Stuck at three qubits

Scott Aaronson attacks a new paper by Ross Anderson and Robert Brady on Why quantum computing is hard and quantum cryptography is not provably secure. The paper tries to give an "possible explanation of why we’re stuck at three qubits".

The UK Register reports:
Two killjoy researchers from the University of Cambridge have cast doubt on whether quantum cryptography can be regarded as ‘provably secure’ – and are asking whether today’s quantum computing experimentation is demonstrating classical rather than quantum effects. ...

Anderson and Brady are asserting that experiments conducted to date observe coherence between distant particles, but fail to eliminate the possibility that the two particles are responding to an identical third stimulus – like the bouncing droplet in the video. In other words: two boats on a lake, bouncing on the waves, aren’t demonstrating quantum physics, they’re responding to the same ripples.

Hence their doubts about cryptography: “As the experiments done to test the Bell inequalities have failed to rule out a classical hidden-variable theory of quantum mechanics such as the soliton model, the security case for quantum cryptography based on EPR [The Register - Einstein – Podolsky Rosen] pairs has not been made.”
The reasoning is a little fuzzy here. I say that the quantum crypto security is dubious for other reasons.
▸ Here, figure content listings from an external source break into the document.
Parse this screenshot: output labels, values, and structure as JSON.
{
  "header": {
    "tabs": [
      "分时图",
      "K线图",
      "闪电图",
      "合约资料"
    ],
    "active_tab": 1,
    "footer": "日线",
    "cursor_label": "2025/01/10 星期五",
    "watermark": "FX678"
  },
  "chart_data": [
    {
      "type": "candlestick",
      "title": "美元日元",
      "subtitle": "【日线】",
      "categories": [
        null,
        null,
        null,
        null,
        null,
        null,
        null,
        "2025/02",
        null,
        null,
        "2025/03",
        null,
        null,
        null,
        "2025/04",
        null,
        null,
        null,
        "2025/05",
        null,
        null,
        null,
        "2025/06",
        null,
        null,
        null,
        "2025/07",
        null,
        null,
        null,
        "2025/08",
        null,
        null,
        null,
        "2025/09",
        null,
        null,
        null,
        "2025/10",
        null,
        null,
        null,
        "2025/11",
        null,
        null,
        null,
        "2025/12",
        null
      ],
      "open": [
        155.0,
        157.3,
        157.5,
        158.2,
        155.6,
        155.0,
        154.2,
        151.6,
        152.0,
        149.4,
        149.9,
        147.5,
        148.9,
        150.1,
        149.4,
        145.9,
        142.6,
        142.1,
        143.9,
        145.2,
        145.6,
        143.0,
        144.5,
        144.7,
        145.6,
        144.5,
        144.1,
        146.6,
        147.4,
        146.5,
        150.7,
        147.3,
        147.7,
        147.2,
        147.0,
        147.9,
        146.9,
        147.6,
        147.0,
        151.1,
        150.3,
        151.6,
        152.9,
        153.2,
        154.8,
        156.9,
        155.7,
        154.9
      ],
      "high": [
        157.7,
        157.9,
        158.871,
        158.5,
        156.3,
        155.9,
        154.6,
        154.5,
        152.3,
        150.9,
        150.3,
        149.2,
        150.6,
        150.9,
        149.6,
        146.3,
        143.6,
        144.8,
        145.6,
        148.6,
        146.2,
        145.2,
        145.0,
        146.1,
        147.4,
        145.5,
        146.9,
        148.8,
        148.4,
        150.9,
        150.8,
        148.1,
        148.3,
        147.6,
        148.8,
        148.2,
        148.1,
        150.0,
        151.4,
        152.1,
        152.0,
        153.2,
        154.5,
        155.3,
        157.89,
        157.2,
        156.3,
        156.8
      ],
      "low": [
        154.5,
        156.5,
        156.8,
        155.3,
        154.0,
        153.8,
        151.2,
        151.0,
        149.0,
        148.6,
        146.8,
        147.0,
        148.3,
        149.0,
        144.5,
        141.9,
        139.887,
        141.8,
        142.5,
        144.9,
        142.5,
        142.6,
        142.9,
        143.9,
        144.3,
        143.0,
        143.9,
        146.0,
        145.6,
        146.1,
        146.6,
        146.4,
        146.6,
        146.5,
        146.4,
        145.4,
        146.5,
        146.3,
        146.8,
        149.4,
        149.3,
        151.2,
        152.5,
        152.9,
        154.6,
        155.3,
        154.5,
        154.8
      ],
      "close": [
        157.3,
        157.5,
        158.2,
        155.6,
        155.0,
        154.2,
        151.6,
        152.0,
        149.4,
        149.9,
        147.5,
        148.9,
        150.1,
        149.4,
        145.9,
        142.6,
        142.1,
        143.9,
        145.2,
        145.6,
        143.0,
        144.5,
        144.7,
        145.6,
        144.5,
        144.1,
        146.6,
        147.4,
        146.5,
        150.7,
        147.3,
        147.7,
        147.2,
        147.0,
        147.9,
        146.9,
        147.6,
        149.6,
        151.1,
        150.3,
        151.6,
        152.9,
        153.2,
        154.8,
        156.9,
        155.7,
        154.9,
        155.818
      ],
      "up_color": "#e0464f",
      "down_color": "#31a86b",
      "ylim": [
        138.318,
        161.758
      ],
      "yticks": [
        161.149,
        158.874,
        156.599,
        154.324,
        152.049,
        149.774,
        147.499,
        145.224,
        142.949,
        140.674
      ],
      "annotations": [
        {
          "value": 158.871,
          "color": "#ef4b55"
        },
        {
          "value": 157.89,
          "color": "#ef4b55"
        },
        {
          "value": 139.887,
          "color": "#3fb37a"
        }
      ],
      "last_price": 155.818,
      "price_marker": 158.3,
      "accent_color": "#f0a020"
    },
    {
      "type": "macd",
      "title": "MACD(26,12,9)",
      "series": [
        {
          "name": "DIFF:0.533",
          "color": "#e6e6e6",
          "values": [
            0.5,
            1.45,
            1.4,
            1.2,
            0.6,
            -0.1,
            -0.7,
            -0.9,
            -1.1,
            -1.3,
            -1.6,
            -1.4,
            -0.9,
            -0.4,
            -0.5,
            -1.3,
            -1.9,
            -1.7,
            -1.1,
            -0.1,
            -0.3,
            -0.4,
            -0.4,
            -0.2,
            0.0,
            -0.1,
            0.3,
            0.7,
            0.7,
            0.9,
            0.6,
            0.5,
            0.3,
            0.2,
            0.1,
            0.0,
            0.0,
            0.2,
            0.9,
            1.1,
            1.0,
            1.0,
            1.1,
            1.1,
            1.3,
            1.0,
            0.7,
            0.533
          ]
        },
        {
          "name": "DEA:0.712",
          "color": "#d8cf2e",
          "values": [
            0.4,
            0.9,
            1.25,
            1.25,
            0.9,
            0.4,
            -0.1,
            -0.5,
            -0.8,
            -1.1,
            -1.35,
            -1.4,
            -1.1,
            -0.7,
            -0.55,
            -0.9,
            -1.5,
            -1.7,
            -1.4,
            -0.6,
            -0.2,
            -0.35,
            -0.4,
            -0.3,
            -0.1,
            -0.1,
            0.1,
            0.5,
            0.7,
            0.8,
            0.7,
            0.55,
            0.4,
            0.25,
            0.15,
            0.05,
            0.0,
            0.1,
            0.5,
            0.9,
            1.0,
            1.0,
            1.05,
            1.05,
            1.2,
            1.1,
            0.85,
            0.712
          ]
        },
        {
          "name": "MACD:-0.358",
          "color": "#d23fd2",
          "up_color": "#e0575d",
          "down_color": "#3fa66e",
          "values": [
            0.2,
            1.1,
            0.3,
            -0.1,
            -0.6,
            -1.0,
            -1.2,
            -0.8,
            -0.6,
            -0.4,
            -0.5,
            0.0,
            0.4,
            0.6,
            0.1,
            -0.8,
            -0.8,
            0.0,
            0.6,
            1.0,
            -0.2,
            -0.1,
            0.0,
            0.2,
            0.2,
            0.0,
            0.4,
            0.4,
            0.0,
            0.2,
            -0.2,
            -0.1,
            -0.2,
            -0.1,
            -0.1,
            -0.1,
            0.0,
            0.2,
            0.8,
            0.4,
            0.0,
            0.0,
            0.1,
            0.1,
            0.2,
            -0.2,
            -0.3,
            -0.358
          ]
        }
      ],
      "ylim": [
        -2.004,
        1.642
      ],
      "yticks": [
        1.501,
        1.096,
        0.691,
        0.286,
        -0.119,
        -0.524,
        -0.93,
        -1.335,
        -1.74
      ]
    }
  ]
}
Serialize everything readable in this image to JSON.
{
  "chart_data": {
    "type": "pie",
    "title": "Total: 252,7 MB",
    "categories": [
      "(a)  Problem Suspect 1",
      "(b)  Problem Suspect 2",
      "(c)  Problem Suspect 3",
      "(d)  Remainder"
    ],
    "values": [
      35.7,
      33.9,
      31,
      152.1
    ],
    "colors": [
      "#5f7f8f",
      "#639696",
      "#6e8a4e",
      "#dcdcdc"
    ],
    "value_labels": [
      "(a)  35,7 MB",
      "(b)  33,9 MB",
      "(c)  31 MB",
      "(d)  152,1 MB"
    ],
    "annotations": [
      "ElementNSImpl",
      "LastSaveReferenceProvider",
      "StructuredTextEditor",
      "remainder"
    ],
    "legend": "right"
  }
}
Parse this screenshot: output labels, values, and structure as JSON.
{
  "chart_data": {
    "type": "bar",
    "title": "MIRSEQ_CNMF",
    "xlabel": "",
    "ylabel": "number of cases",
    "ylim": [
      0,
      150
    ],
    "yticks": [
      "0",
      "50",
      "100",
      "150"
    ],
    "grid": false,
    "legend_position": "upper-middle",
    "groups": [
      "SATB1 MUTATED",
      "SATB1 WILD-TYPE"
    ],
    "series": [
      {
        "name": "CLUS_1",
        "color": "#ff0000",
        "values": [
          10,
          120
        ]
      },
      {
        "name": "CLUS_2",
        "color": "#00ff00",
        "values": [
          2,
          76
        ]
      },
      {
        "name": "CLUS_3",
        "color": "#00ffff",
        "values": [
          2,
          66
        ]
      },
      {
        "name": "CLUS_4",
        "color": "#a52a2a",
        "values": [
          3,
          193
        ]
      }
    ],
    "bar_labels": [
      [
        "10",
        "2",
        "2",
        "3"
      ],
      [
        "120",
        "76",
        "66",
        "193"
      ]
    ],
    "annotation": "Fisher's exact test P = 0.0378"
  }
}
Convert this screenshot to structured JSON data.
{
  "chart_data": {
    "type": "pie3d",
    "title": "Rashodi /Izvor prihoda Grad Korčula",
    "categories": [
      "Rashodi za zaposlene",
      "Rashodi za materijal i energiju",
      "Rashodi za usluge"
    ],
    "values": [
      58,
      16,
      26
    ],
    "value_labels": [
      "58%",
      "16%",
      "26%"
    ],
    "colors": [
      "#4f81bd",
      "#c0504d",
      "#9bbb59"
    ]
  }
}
Update: Scott drew some interesting comments, with Lumo saying:
I understand that you consider a quantum computer running Shor’s or different algorithm to be something in between the Earth and Heaven – after all, we don’t have it yet. My suspicion is that you also want to say that its possible existence is disputable because this makes your field look like unsettled, ongoing research near the frontiers of physics knowledge – which it’s actually not because in reality, quantum computation is just an advanced engineering application of rudimentary physics insights of the 1920s and 1930s.
And Scott going off the rails:
Even if they predict a huge “temporary” setback (e.g., losing a war), they typically also predict that far enough in the future, the world will come to see the martyrdom and heroism of their cause.

For this reason, I submit that, while it’s not necessary as a matter of principle, in fact most political ideologies are pretty tightly coupled to empirical predictions about the future of humankind: for example, “the world will come to see the rightness of superior races enslaving or exterminating inferior ones.” And many of those predictions have been pretty dramatically falsified.